Because I'm lazy and I believe most people are, I submitted a patch to
add the utf-8/unicode encoding to the auto generated database.yml
file. A lot of people still ignore that you can define the encoding to
use and I think that this patch should help.

http://dev.rubyonrails.org/ticket/8701

What do you think?

Matt Aimonetti

It's not just about being lazy, it's first and foremost about Doing the Right Thing™. When the encoding of the database is UTF-8, it's not strange to assume that the driver should also be in UTF-8 mode. Not many people know why and that you have to set the encoding in the database driver.

Manfred

AIUI, the server encoding and the client encoding (here defined by the driver), don't necessarily have to match. In cases where the client encoding doesn't match the server encoding, the server translates from the client encoding to the server encoding. For related PostgreSQL documentation, see

http://www.postgresql.org/docs/8.2/interactive/multibyte.html

I'd be surprised if other database servers don't have similar functionality.

I think a more likely problem is when the HTML charset and client encoding don't match.

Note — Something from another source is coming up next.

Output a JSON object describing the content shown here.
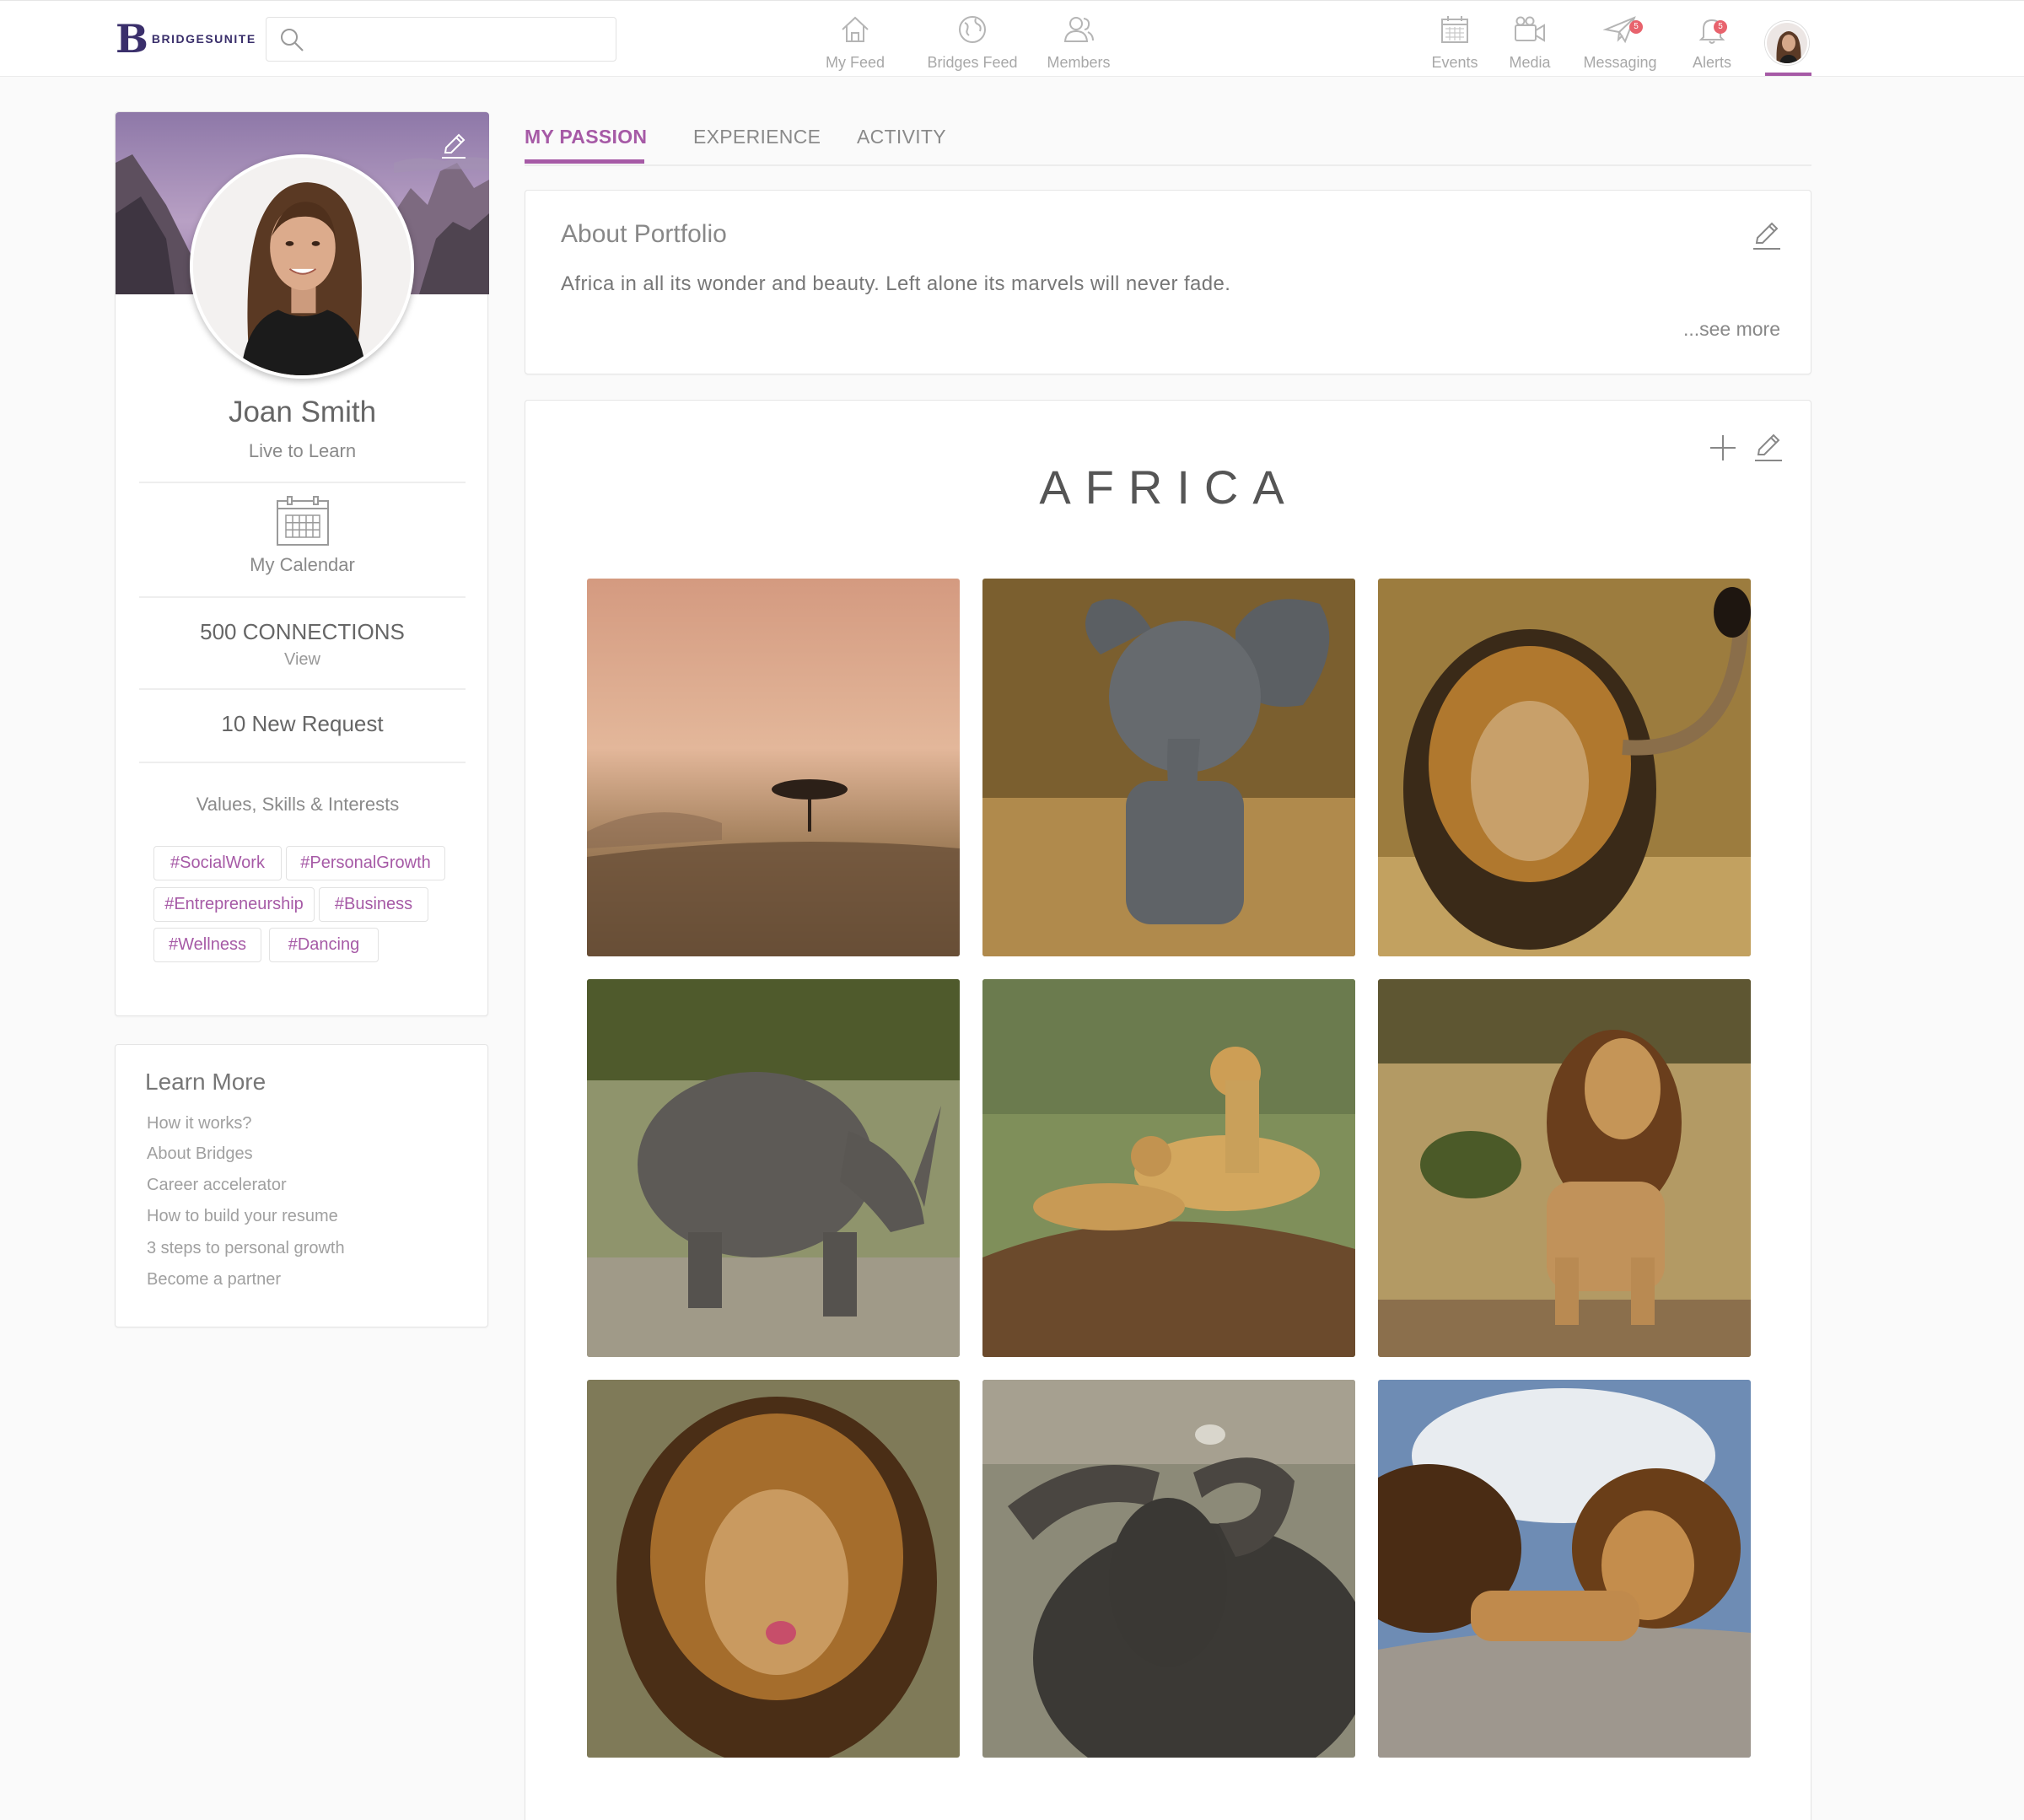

Of course, if the default is UTF-8 for the HTML, it makes sense to use UTF-8 in the database client (driver) as well.

Michael Glaesemann
grzm seespotcode net

Manfred, 'lazy' was indeed not the best word to describe the reason
behind this patch but thanks for your support.

Here is an example of what could happen if you use utf-8 data without
the proper encoding set in your driver.

This is what you should see, a drop down with 3 languages named in
their own language.
http://www.railsontherun.com/assets/2007/6/22/utf8db-encoding-html_thumb.png

This is what you get if you don't set the encoding to utf-8 in your
database.yml file:
http://www.railsontherun.com/assets/2007/6/22/utf8-db_no_encoding_utf8_html_thumb.png

And just for fun, here is the same list with the html charset set as
iso8859-1
http://www.railsontherun.com/assets/2007/6/22/utf8db-no_encoding-iso8859-1_thumb.png

The above screenshots were taken using mysql. When using Postgresql
without defining the encoding for the db driver, the data is displayed
properly (in utf-8 as shown in screenshot #1).

I added he encoding setting to the postgresql template because Manfred
asked for it and also because I think it's good to be consistent as
much as possible.

-Matt

Patch merged-in

http://dev.rubyonrails.org/changeset/7116

Thanks to bitsweat :slight_smile: